Le Y2K est souvent considéré par les profanes, c’est-à-dire les gens de plus de 35 ans, comme le ‘style des années 90’

Le Y2K (prononcez ouaille-tou-qué) est souvent considéré par les profanes, c’est-à-dire les gens de plus de 35 ans, comme le “style des années 90”. C’est en partie vrai. Le style Y2K est attribué à la glorieuse période autour de l’an 2000, de 1997 à 2004 à peu près, et couvre donc une partie des années nonante et une partie des noughties. Ce langage esthétique s’exprime dans la mode, le cinéma, la musique et même le design de produits.

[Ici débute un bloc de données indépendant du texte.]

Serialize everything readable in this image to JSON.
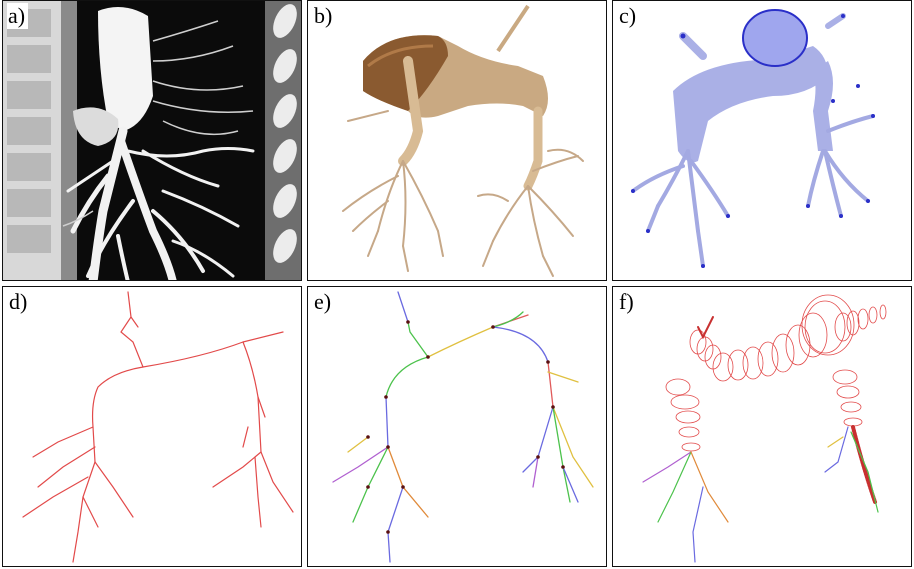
{
  "panels": [
    {
      "id": "a",
      "label": "a)"
    },
    {
      "id": "b",
      "label": "b)"
    },
    {
      "id": "c",
      "label": "c)"
    },
    {
      "id": "d",
      "label": "d)"
    },
    {
      "id": "e",
      "label": "e)"
    },
    {
      "id": "f",
      "label": "f)"
    }
  ],
  "colors": {
    "ct_background": "#0a0a0a",
    "vessel_bright": "#f5f5f5",
    "render_tan": "#c9a982",
    "render_brown": "#8a5a30",
    "mesh_lavender": "#aab0e6",
    "mesh_edge": "#2a2fc8",
    "centerline_red": "#e24a4a",
    "segment_colors": [
      "#e05a5a",
      "#6a6ae0",
      "#4cc24c",
      "#e0c040",
      "#b060d0",
      "#e08a3a"
    ]
  }
}
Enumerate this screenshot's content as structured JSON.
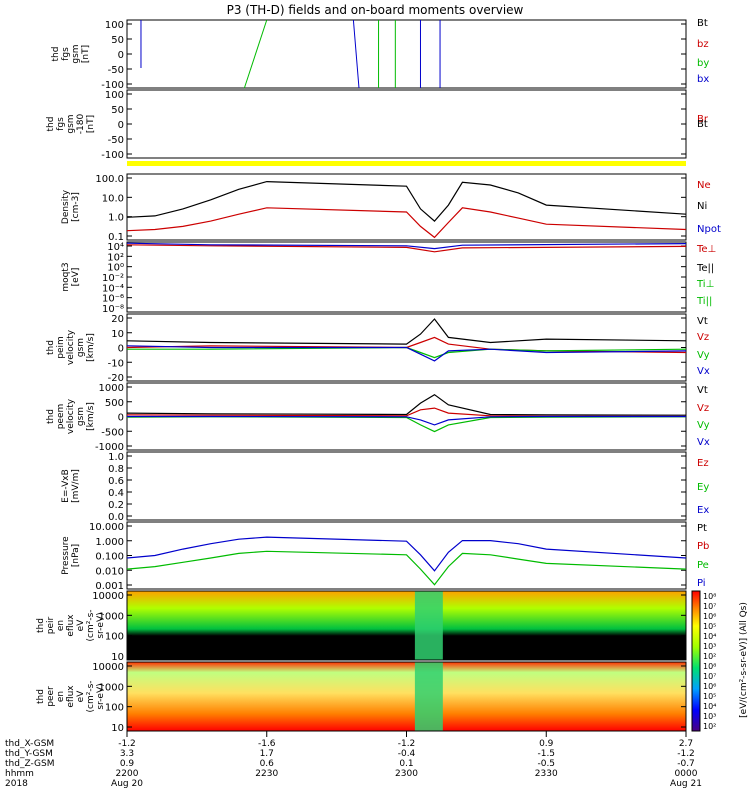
{
  "title": "P3 (TH-D) fields and on-board moments overview",
  "chart_data": {
    "type": "line",
    "title": "P3 (TH-D) fields and on-board moments overview",
    "panels": [
      {
        "id": "fgs",
        "ylabel_lines": [
          "thd",
          "fgs",
          "gsm",
          "[nT]"
        ],
        "yticks": [
          "100",
          "50",
          "0",
          "-50",
          "-100"
        ],
        "ylim": [
          -100,
          100
        ],
        "legend": [
          {
            "label": "Bt",
            "color": "#000000"
          },
          {
            "label": "bz",
            "color": "#cc0000"
          },
          {
            "label": "by",
            "color": "#00bb00"
          },
          {
            "label": "bx",
            "color": "#0000cc"
          }
        ]
      },
      {
        "id": "fgs_zoom",
        "ylabel_lines": [
          "thd",
          "fgs",
          "gsm",
          "-180",
          "[nT]"
        ],
        "yticks": [
          "100",
          "50",
          "0",
          "-50",
          "-100"
        ],
        "ylim": [
          -125,
          125
        ],
        "legend": [
          {
            "label": "Br",
            "color": "#cc0000"
          },
          {
            "label": "Bt",
            "color": "#000000"
          }
        ]
      },
      {
        "id": "density",
        "ylabel_lines": [
          "Density",
          "[cm-3]"
        ],
        "yticks": [
          "100.0",
          "10.0",
          "1.0",
          "0.1"
        ],
        "ylim": [
          0.05,
          300
        ],
        "scale": "log",
        "legend": [
          {
            "label": "Ne",
            "color": "#cc0000"
          },
          {
            "label": "Ni",
            "color": "#000000"
          },
          {
            "label": "Npot",
            "color": "#0000cc"
          }
        ],
        "series": [
          {
            "name": "Ni",
            "color": "#000000",
            "x": [
              2200,
              2210,
              2220,
              2230,
              2240,
              2250,
              2300,
              2305,
              2310,
              2315,
              2320,
              2330,
              2340,
              2350,
              2400
            ],
            "values": [
              1.0,
              1.2,
              3,
              10,
              40,
              110,
              60,
              3,
              0.6,
              5,
              100,
              70,
              25,
              5,
              1.5
            ]
          },
          {
            "name": "Ne",
            "color": "#cc0000",
            "x": [
              2200,
              2210,
              2220,
              2230,
              2240,
              2250,
              2300,
              2305,
              2310,
              2315,
              2320,
              2330,
              2340,
              2350,
              2400
            ],
            "values": [
              0.17,
              0.2,
              0.3,
              0.6,
              1.5,
              3.5,
              2,
              0.3,
              0.07,
              0.5,
              3.5,
              2,
              0.9,
              0.4,
              0.2
            ]
          }
        ]
      },
      {
        "id": "temperature",
        "ylabel_lines": [
          "moqt3",
          "[eV]"
        ],
        "yticks": [
          "10⁴",
          "10²",
          "10⁰",
          "10⁻²",
          "10⁻⁴",
          "10⁻⁶",
          "10⁻⁸"
        ],
        "ylim": [
          1e-09,
          10000.0
        ],
        "scale": "log",
        "legend": [
          {
            "label": "Te⊥",
            "color": "#cc0000"
          },
          {
            "label": "Te||",
            "color": "#000000"
          },
          {
            "label": "Ti⊥",
            "color": "#00bb00"
          },
          {
            "label": "Ti||",
            "color": "#00bb00"
          }
        ],
        "series": [
          {
            "name": "Te⊥",
            "color": "#cc0000",
            "x": [
              2200,
              2230,
              2300,
              2310,
              2320,
              2400
            ],
            "values": [
              3000,
              2000,
              1000,
              150,
              800,
              1500
            ]
          },
          {
            "name": "Ti⊥",
            "color": "#0000cc",
            "x": [
              2200,
              2230,
              2300,
              2310,
              2320,
              2400
            ],
            "values": [
              6000,
              3000,
              2000,
              600,
              2500,
              5000
            ]
          }
        ]
      },
      {
        "id": "ion_velocity",
        "ylabel_lines": [
          "thd",
          "peim",
          "velocity",
          "gsm",
          "[km/s]"
        ],
        "yticks": [
          "20",
          "10",
          "0",
          "-10",
          "-20"
        ],
        "ylim": [
          -20,
          20
        ],
        "legend": [
          {
            "label": "Vt",
            "color": "#000000"
          },
          {
            "label": "Vz",
            "color": "#cc0000"
          },
          {
            "label": "Vy",
            "color": "#00bb00"
          },
          {
            "label": "Vx",
            "color": "#0000cc"
          }
        ],
        "series": [
          {
            "name": "Vt",
            "color": "#000000",
            "x": [
              2200,
              2230,
              2300,
              2305,
              2310,
              2315,
              2330,
              2350,
              2400
            ],
            "values": [
              4,
              3,
              2,
              8,
              17,
              6,
              3,
              5,
              4
            ]
          },
          {
            "name": "Vz",
            "color": "#cc0000",
            "x": [
              2200,
              2230,
              2300,
              2305,
              2310,
              2315,
              2330,
              2350,
              2400
            ],
            "values": [
              0,
              1,
              0,
              3,
              6,
              2,
              -1,
              -2,
              -3
            ]
          },
          {
            "name": "Vy",
            "color": "#00bb00",
            "x": [
              2200,
              2230,
              2300,
              2305,
              2310,
              2315,
              2330,
              2350,
              2400
            ],
            "values": [
              -1,
              -1,
              0,
              -3,
              -6,
              -3,
              -1,
              -2,
              -1
            ]
          },
          {
            "name": "Vx",
            "color": "#0000cc",
            "x": [
              2200,
              2230,
              2300,
              2305,
              2310,
              2315,
              2330,
              2350,
              2400
            ],
            "values": [
              1,
              0,
              0,
              -4,
              -8,
              -2,
              -1,
              -3,
              -2
            ]
          }
        ]
      },
      {
        "id": "electron_velocity",
        "ylabel_lines": [
          "thd",
          "peem",
          "velocity",
          "gsm",
          "[km/s]"
        ],
        "yticks": [
          "1000",
          "500",
          "0",
          "-500",
          "-1000"
        ],
        "ylim": [
          -1000,
          1000
        ],
        "legend": [
          {
            "label": "Vt",
            "color": "#000000"
          },
          {
            "label": "Vz",
            "color": "#cc0000"
          },
          {
            "label": "Vy",
            "color": "#00bb00"
          },
          {
            "label": "Vx",
            "color": "#0000cc"
          }
        ],
        "series": [
          {
            "name": "Vt",
            "color": "#000000",
            "x": [
              2200,
              2230,
              2300,
              2305,
              2310,
              2315,
              2330,
              2350,
              2400
            ],
            "values": [
              100,
              80,
              60,
              400,
              650,
              350,
              60,
              50,
              40
            ]
          },
          {
            "name": "Vz",
            "color": "#cc0000",
            "x": [
              2200,
              2230,
              2300,
              2305,
              2310,
              2315,
              2330,
              2350,
              2400
            ],
            "values": [
              50,
              40,
              20,
              200,
              250,
              100,
              20,
              10,
              0
            ]
          },
          {
            "name": "Vy",
            "color": "#00bb00",
            "x": [
              2200,
              2230,
              2300,
              2305,
              2310,
              2315,
              2330,
              2350,
              2400
            ],
            "values": [
              -20,
              -10,
              -30,
              -250,
              -450,
              -250,
              -30,
              -20,
              -10
            ]
          },
          {
            "name": "Vx",
            "color": "#0000cc",
            "x": [
              2200,
              2230,
              2300,
              2305,
              2310,
              2315,
              2330,
              2350,
              2400
            ],
            "values": [
              0,
              0,
              -10,
              -100,
              -250,
              -100,
              -10,
              0,
              0
            ]
          }
        ]
      },
      {
        "id": "efield",
        "ylabel_lines": [
          "E=-VxB",
          "[mV/m]"
        ],
        "yticks": [
          "1.0",
          "0.8",
          "0.6",
          "0.4",
          "0.2",
          "0.0"
        ],
        "ylim": [
          0,
          1
        ],
        "legend": [
          {
            "label": "Ez",
            "color": "#cc0000"
          },
          {
            "label": "Ey",
            "color": "#00bb00"
          },
          {
            "label": "Ex",
            "color": "#0000cc"
          }
        ]
      },
      {
        "id": "pressure",
        "ylabel_lines": [
          "Pressure",
          "[nPa]"
        ],
        "yticks": [
          "10.000",
          "1.000",
          "0.100",
          "0.010",
          "0.001"
        ],
        "ylim": [
          0.0008,
          40
        ],
        "scale": "log",
        "legend": [
          {
            "label": "Pt",
            "color": "#000000"
          },
          {
            "label": "Pb",
            "color": "#cc0000"
          },
          {
            "label": "Pe",
            "color": "#00bb00"
          },
          {
            "label": "Pi",
            "color": "#0000cc"
          }
        ],
        "series": [
          {
            "name": "Pi",
            "color": "#0000cc",
            "x": [
              2200,
              2210,
              2220,
              2230,
              2240,
              2250,
              2300,
              2305,
              2310,
              2315,
              2320,
              2330,
              2340,
              2350,
              2400
            ],
            "values": [
              0.12,
              0.18,
              0.5,
              1.2,
              2.5,
              3.5,
              1.8,
              0.2,
              0.015,
              0.3,
              2,
              2,
              1.2,
              0.5,
              0.12
            ]
          },
          {
            "name": "Pe",
            "color": "#00bb00",
            "x": [
              2200,
              2210,
              2220,
              2230,
              2240,
              2250,
              2300,
              2305,
              2310,
              2315,
              2320,
              2330,
              2340,
              2350,
              2400
            ],
            "values": [
              0.02,
              0.03,
              0.06,
              0.12,
              0.25,
              0.35,
              0.2,
              0.02,
              0.0016,
              0.03,
              0.25,
              0.2,
              0.1,
              0.05,
              0.02
            ]
          }
        ]
      },
      {
        "id": "ion_spectrogram",
        "type": "heatmap",
        "ylabel_lines": [
          "thd",
          "peir",
          "en",
          "eflux",
          "eV",
          "(cm²-s-",
          "sr-eV)"
        ],
        "yticks": [
          "10000",
          "1000",
          "100",
          "10"
        ]
      },
      {
        "id": "electron_spectrogram",
        "type": "heatmap",
        "ylabel_lines": [
          "thd",
          "peer",
          "en",
          "eflux",
          "eV",
          "(cm²-s-",
          "sr-eV)"
        ],
        "yticks": [
          "10000",
          "1000",
          "100",
          "10"
        ]
      }
    ],
    "colorbar": {
      "ticks": [
        "10⁸",
        "10⁷",
        "10⁶",
        "10⁵",
        "10⁴",
        "10³",
        "10²",
        "10⁸",
        "10⁷",
        "10⁶",
        "10⁵",
        "10⁴",
        "10³",
        "10²"
      ],
      "label": "[eV/(cm²-s-sr-eV)] (All Qs)"
    },
    "x_axis": {
      "rows": [
        {
          "label": "thd_X-GSM",
          "values": [
            "-1.2",
            "-1.6",
            "-1.2",
            "0.9",
            "2.7"
          ]
        },
        {
          "label": "thd_Y-GSM",
          "values": [
            "3.3",
            "1.7",
            "-0.4",
            "-1.5",
            "-1.2"
          ]
        },
        {
          "label": "thd_Z-GSM",
          "values": [
            "0.9",
            "0.6",
            "0.1",
            "-0.5",
            "-0.7"
          ]
        },
        {
          "label": "hhmm",
          "values": [
            "2200",
            "2230",
            "2300",
            "2330",
            "0000"
          ]
        },
        {
          "label": "2018",
          "values": [
            "Aug 20",
            "",
            "",
            "",
            "Aug 21"
          ]
        }
      ]
    }
  }
}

Le point commun: un côté un peu tape-à-l’oeil avec une touche techno-optimiste, voire rétrofuturiste. Et beaucoup de ventres nus, de crop-tops irisés, de t-shirts minuscules associés à des piercings au nombril, de pantalons bootleg (jambes larges), de pantalons en cuir moulants, de jeans taille basse style Spears, de tops tie-front (tops noués à l’avant), de robes “bodycon” très moulantes qui laissent peu de place à l’imagination, de strings qui dépassent du pantalon, de casquettes Von Dutch, de lunettes de soleil qui semblent venir du monde du snowboard (surtout de la marque Oakley), de denim sur denim et, bien sûr, de chouchous (ces fameux élastiques à cheveux entourés de tissu).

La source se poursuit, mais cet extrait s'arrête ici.